Mindfulness meditation is a great form because it doesn’t just accept that the brain will chatter, or that you’ll lose concentration; it incorporates that assumption into the process. Every time your brain strays you simply bring it back to your breathing, and perhaps note mentally what’s happening. Through the mental chatter you continue to take note of the steady in and out of the breath. After a while the brain does tend to slow down, but the point is you will receive benefits before that. And there will be days when you slip into that effortlessly and days when the brain chatters throughout, and this is all okay.
Since getting back to mediation for all of a month, I’m already noting more stamina, more mental energy and calmness. I now meditate between five and ten minutes six days a week.

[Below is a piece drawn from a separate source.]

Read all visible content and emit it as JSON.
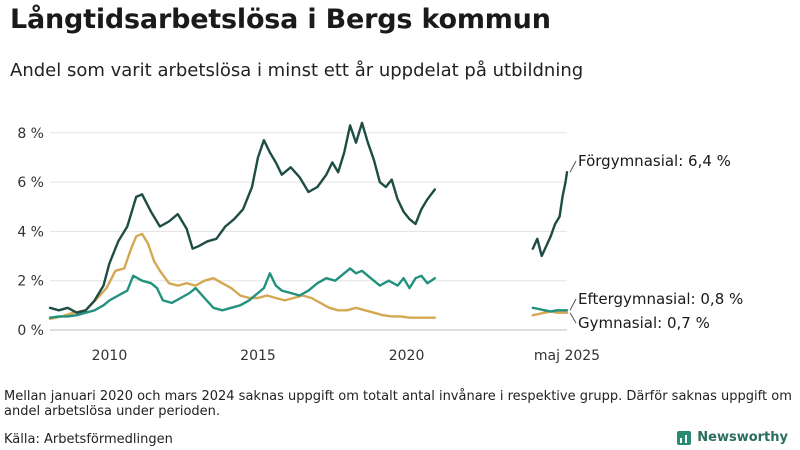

I meditate sitting cross-legged on the floor, leaning against the side of my bed, with a blanket around my shoulders. To stop myself from putting it off, it’s the first thing I do when I get out of bed after going to the loo. If I turn my computer on first, my meditation practice probably won’t happen that day as once I’m in ‘doing’ mode, I’m a-goner.
Here is a simple, uncomplicated description of simple mindfulness meditation.
Deep breathing, sometimes called abdominal breathing, is great if you are prone to panic attacks because it retrains the breath so that even when you are nervous you have a greater sense of control. But I imagine it would be useful for any form of anxiety and especially useful before public speaking or a scary social event.
Practising deep breathing is great to do in front of teeve, because it’s a wonderful rationalisation for blobbing, something I love to do (another blog entry I am planning is – seriously – ten things to do in front of tele).
Here’s a good description of the process.
Here’s a good description of the process.
Hope you have fun with these exercises, and get something out of trying them.